Tech
YouTube is now letting creators remix songs through AI prompting

YouTube last year started letting select creators in the U.S. create AI-generated songs with prompts using the vocals of artists like Charlie Puth, Charli XCX, Demi Lovato, John Legend, Sia, T-Pain, and Troye Sivan. Now, the company is adding a feature to its Dream Track experiment that lets some creators remix tracks by describing how they want to change the style of the song.
The video streaming platform said it is making select songs available to creators for the remix experiment. Creator in the test group can select the “Retstyle a track” option on the Dream Track experiment for a song, and describe how they want to remix it. This will generate a 30-second snippet that creators can use in Shorts.

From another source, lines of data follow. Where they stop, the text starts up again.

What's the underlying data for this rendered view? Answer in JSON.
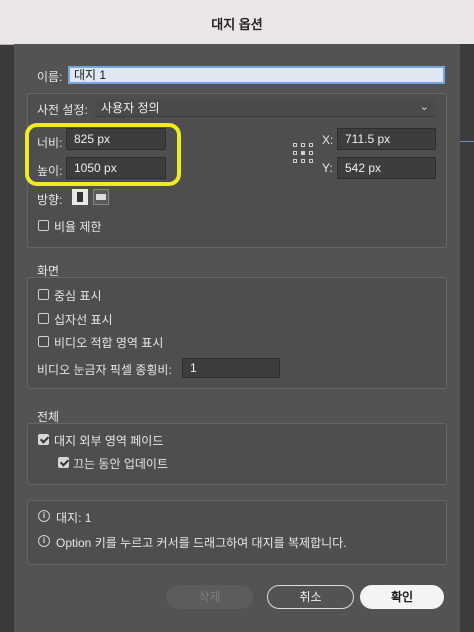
{
  "window": {
    "title": "대지 옵션"
  },
  "name": {
    "label": "이름:",
    "value": "대지 1"
  },
  "preset": {
    "label": "사전 설정:",
    "value": "사용자 정의"
  },
  "size": {
    "width_label": "너비:",
    "width_value": "825 px",
    "height_label": "높이:",
    "height_value": "1050 px"
  },
  "position": {
    "x_label": "X:",
    "x_value": "711.5 px",
    "y_label": "Y:",
    "y_value": "542 px"
  },
  "orientation": {
    "label": "방향:",
    "selected": "portrait"
  },
  "constrain": {
    "label": "비율 제한",
    "checked": false
  },
  "display": {
    "header": "화면",
    "center_mark": {
      "label": "중심 표시",
      "checked": false
    },
    "cross_hairs": {
      "label": "십자선 표시",
      "checked": false
    },
    "video_safe": {
      "label": "비디오 적합 영역 표시",
      "checked": false
    },
    "video_ruler_label": "비디오 눈금자 픽셀 종횡비:",
    "video_ruler_value": "1"
  },
  "global": {
    "header": "전체",
    "fade_region": {
      "label": "대지 외부 영역 페이드",
      "checked": true
    },
    "update_drag": {
      "label": "끄는 동안 업데이트",
      "checked": true
    }
  },
  "info": {
    "artboards": "대지: 1",
    "tip": "Option 키를 누르고 커서를 드래그하여 대지를 복제합니다."
  },
  "buttons": {
    "delete": "삭제",
    "cancel": "취소",
    "ok": "확인"
  }
}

“If you want to give a song a different genre or mood, you simply enter your vision into the ‘Restyle a track’ prompt and you’ll soon have a customized soundtrack that reimagines the music while maintaining the essence of the original song’s vocals and lyrics,” the update reads.

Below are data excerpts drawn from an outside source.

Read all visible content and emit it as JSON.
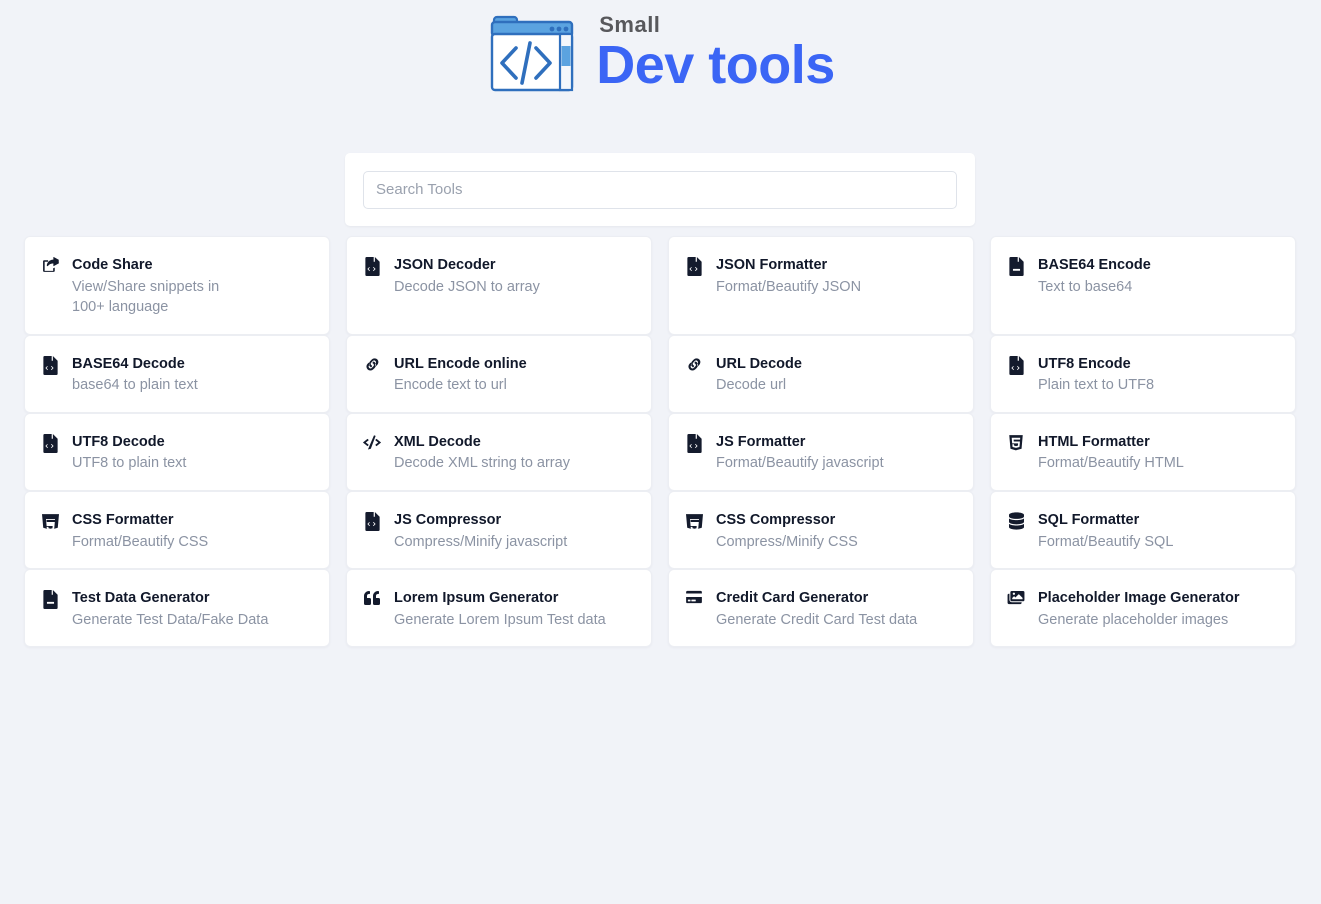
{
  "brand": {
    "small_text": "Small",
    "main_text": "Dev tools",
    "accent_color": "#3b65f5",
    "logo_icon": "code-window-folder-icon"
  },
  "search": {
    "placeholder": "Search Tools",
    "value": ""
  },
  "theme": {
    "background": "#f1f3f8",
    "card_background": "#ffffff",
    "title_color": "#11182a",
    "description_color": "#8b93a3"
  },
  "tool_rows": [
    [
      {
        "title": "Code Share",
        "desc": "View/Share snippets in 100+ language",
        "icon": "share-square-icon",
        "wrap": true
      },
      {
        "title": "JSON Decoder",
        "desc": "Decode JSON to array",
        "icon": "file-code-icon",
        "wrap": false
      },
      {
        "title": "JSON Formatter",
        "desc": "Format/Beautify JSON",
        "icon": "file-code-icon",
        "wrap": false
      },
      {
        "title": "BASE64 Encode",
        "desc": "Text to base64",
        "icon": "file-alt-icon",
        "wrap": false
      }
    ],
    [
      {
        "title": "BASE64 Decode",
        "desc": "base64 to plain text",
        "icon": "file-code-icon",
        "wrap": false
      },
      {
        "title": "URL Encode online",
        "desc": "Encode text to url",
        "icon": "link-icon",
        "wrap": false
      },
      {
        "title": "URL Decode",
        "desc": "Decode url",
        "icon": "link-icon",
        "wrap": false
      },
      {
        "title": "UTF8 Encode",
        "desc": "Plain text to UTF8",
        "icon": "file-code-icon",
        "wrap": false
      }
    ],
    [
      {
        "title": "UTF8 Decode",
        "desc": "UTF8 to plain text",
        "icon": "file-code-icon",
        "wrap": false
      },
      {
        "title": "XML Decode",
        "desc": "Decode XML string to array",
        "icon": "code-brackets-icon",
        "wrap": false
      },
      {
        "title": "JS Formatter",
        "desc": "Format/Beautify javascript",
        "icon": "file-code-icon",
        "wrap": false
      },
      {
        "title": "HTML Formatter",
        "desc": "Format/Beautify HTML",
        "icon": "html5-icon",
        "wrap": false
      }
    ],
    [
      {
        "title": "CSS Formatter",
        "desc": "Format/Beautify CSS",
        "icon": "css3-icon",
        "wrap": false
      },
      {
        "title": "JS Compressor",
        "desc": "Compress/Minify javascript",
        "icon": "file-code-icon",
        "wrap": false
      },
      {
        "title": "CSS Compressor",
        "desc": "Compress/Minify CSS",
        "icon": "css3-icon",
        "wrap": false
      },
      {
        "title": "SQL Formatter",
        "desc": "Format/Beautify SQL",
        "icon": "database-icon",
        "wrap": false
      }
    ],
    [
      {
        "title": "Test Data Generator",
        "desc": "Generate Test Data/Fake Data",
        "icon": "file-alt-icon",
        "wrap": false
      },
      {
        "title": "Lorem Ipsum Generator",
        "desc": "Generate Lorem Ipsum Test data",
        "icon": "quote-left-icon",
        "wrap": false
      },
      {
        "title": "Credit Card Generator",
        "desc": "Generate Credit Card Test data",
        "icon": "credit-card-icon",
        "wrap": false
      },
      {
        "title": "Placeholder Image Generator",
        "desc": "Generate placeholder images",
        "icon": "images-icon",
        "wrap": false
      }
    ]
  ]
}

Google noted that the remixed sound snippet will be credited to the original song through the Shorts and the Shorts audio pivot page. Remixes will also have an appropriate label to indicate that the track was modified with AI.
YouTube’s Dream Track feature, launched last November, is powered by the Lyria music generation model developed by Deepmind. At the time, the platform also released a tool that lets users create a track by just humming a tune.
To save itself from the music industry’s ire, YouTube last August declared — before releasing any of these tools — that it plans to compensate artists and rightsholders for using their work in its AI features. To that end, the company announced a partnership with Universal Music Group (UMG) to develop a structure to pay rightsholders.
YouTube is not the only company working on providing ways for users to remix tracks. Former JioSaavn exec Gaurav Sharma is building an app called Hook that lets users legally remix songs that could be used to create short videos.